Pas vraiment une surprise. Ce dimanche, le peuple suisse a voté en faveur du renvoi des étrangers criminels. Une votation totalement subjective ; de nombreux articles et témoignages ont démontré que la situation ne changerait pas sur le fond. Mais là n’était pas la question. Comme pour les minarets l’an passé, nos voisins votent sur des problématiques qui n’existent pas ! La manipulation du parti d’extrême droite est en l’occurrence tellement évidente que l’on a du mal à comprendre comment ce pays peut se laisser piéger aussi facilement. La réponse se situe bien sûr dans son fonctionnement démocratique. La recette est vieille comme le monde. Dans un contexte économique et politique inquiétant, il suffit d’agiter quelques peurs ancestrales.
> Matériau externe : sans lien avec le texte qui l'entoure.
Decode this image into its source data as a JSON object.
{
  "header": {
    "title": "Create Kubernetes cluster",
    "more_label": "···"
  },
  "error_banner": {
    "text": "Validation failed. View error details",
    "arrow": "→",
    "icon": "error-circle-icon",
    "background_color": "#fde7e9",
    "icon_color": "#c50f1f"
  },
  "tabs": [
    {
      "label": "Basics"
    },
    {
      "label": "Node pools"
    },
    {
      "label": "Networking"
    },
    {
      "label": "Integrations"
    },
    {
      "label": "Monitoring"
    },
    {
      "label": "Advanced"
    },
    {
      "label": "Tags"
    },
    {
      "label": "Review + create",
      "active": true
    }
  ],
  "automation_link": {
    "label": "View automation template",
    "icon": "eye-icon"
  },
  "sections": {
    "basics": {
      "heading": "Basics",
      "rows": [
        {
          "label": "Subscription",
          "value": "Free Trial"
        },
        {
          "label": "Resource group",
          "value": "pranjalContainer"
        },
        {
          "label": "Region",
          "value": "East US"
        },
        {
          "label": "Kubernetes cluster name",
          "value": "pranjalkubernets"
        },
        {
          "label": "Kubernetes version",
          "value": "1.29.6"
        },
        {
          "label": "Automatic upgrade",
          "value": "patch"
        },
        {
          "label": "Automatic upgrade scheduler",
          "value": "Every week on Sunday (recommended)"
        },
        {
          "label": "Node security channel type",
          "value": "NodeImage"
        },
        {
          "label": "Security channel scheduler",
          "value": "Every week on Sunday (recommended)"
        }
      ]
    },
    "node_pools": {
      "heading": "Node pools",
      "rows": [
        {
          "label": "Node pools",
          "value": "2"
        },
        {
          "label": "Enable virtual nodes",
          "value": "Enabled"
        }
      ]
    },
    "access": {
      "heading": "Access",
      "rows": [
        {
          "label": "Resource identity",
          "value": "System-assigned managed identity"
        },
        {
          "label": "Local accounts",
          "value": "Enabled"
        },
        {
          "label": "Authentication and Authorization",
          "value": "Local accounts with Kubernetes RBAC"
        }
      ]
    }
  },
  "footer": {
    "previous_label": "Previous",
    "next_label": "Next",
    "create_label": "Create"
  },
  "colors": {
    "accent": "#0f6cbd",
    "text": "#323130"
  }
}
Un bouc émissaire, l’étranger, un soupçon de racisme et un zeste de religion et la mayonnaise prend. Ajoutez alors un système démocratique ouvert, qui donne la parole au peuple et le tour est joué. Et c’est bien là que tous les démocrates se sentent en difficulté. Qu’il est dur parfois d’accepter et de comprendre la vox populi ! Beaucoup de Français dont je fais parti sont admiratifs du système politique helvète. Il demeure sans aucun doute l’un des plus démocrates au monde. Le peuple s’exprime souvent, la plupart du temps en conscience et les hommes politiques respectent ses votes. Il est évident que la même consultation populaire aurait donné le même résultat en France ou dans la plupart des pays européens. Ce type de vote illustre bien une dérive très inquiétante de nos sociétés occidentales. En l’occurrence, le peuple suisse ne fait qu’exprimer tout haut ce que beaucoup pensent tout bas ! Il nous faut donc, non pas s’exprimer contre ces votes, mais chercher à lutter contre ces pensées réductrices et étroites qui amenuisent notre horizon. En se repliant sur eux-mêmes, en donnant à l’extérieur l’image d’un pays qui se ferme, la Suisse a de quoi nous inquiéter. Plus inquiétant encore, elle est le reflet de notre société européenne. «Ce qui m’effraie, ce n’est pas l’oppression des méchants, mais l’indifférence des bons» disait Martin Luther King. Il est grand temps de réagir !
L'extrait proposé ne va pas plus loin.